October 2002: NY Times reports on US flying unmanned drones over Yemen.
November 2002: US Predator drone kills Abu 'Ali al-Harithi and his companions in Marib.
July 26, 2009: General David Petraeus visits Yemen to announce US increase in aid and to explain that the US is looking for a significant return on its money, which means that President Salih needs to take the fight to al-Qaeda.
July 30-31, 2009: President Salih dispatches his nephew, 'Ammar Muhammad, principal deputy in the NSB to Marib to negotiate with some tribal shaykhs for clearance to go after some al-Qaeda suspects. The military makes some mistakes - one truck gets lost, it bombs the wrong house - and it becomes involved in a fire fight with tribesmen.

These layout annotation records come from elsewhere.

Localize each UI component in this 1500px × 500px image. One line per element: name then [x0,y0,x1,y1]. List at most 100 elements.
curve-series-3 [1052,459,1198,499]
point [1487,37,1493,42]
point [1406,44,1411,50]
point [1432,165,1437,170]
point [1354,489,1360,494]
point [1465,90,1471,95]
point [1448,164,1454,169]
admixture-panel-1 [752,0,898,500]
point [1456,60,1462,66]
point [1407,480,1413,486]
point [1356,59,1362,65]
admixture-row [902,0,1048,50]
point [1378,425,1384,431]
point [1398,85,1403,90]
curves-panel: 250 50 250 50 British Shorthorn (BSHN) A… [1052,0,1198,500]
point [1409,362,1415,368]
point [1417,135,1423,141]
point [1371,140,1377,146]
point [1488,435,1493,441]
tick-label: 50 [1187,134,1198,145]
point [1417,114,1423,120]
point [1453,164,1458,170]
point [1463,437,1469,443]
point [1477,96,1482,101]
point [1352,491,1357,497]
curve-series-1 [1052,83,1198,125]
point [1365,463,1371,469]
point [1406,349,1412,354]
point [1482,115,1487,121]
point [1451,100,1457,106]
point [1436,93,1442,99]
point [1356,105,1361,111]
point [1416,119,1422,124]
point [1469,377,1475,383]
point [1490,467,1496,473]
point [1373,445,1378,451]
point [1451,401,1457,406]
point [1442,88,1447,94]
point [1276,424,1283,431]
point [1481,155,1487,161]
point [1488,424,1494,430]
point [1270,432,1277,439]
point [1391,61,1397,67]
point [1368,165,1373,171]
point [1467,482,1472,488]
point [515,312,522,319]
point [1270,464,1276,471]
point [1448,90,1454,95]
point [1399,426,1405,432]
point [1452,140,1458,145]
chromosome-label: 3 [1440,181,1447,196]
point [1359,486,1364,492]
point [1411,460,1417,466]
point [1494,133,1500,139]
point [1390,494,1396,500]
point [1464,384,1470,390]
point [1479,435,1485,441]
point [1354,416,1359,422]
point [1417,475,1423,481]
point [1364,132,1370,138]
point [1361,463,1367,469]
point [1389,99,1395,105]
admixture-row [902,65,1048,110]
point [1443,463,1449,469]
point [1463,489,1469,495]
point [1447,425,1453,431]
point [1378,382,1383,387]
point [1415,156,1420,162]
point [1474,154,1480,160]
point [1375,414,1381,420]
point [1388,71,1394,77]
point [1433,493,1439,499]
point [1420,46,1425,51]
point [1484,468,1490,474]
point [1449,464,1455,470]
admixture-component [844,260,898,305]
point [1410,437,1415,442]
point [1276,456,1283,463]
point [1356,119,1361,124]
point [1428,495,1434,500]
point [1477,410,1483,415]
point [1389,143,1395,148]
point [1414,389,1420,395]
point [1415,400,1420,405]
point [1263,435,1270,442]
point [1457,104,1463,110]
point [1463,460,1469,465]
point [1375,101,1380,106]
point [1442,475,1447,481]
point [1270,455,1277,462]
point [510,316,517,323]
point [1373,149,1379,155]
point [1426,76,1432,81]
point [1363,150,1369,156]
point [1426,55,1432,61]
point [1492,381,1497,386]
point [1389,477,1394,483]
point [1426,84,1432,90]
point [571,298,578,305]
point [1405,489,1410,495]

The military loses a number of men killed and captured - seven of whom later show up in an AQAP video entitled "The Battle of Marib." The al-Qaeda suspect escapes.
December 1, 2009: Mareb Press publishes report on US unmanned drones flying over Marib.
I would like to go into more depth on the similarities but sadly much of the fascinating material on the 2001-02 series of events is already written up for a much longer work that is, as they say, in the works.
But I will add one more thing and that is what I was telling a reporter today during a conversation about a different aspect of AQAP, which is that this is not 2002 and if the US thinks that by taking out al-Wahayshi, al-Shihri or al-Raymi it can do what it did when it killed al-Harithi it is sadly mistaken. Al-Qaeda in the Arabian Peninsula will survive the deaths of any one of those individuals and possible the deaths of all three.
Lapsed vigilance by both the US and Yemeni governments have put us in the state we are in today and there is no magic missile answer to ending al-Qaeda in Yemen. It is going to be a long, hard slog.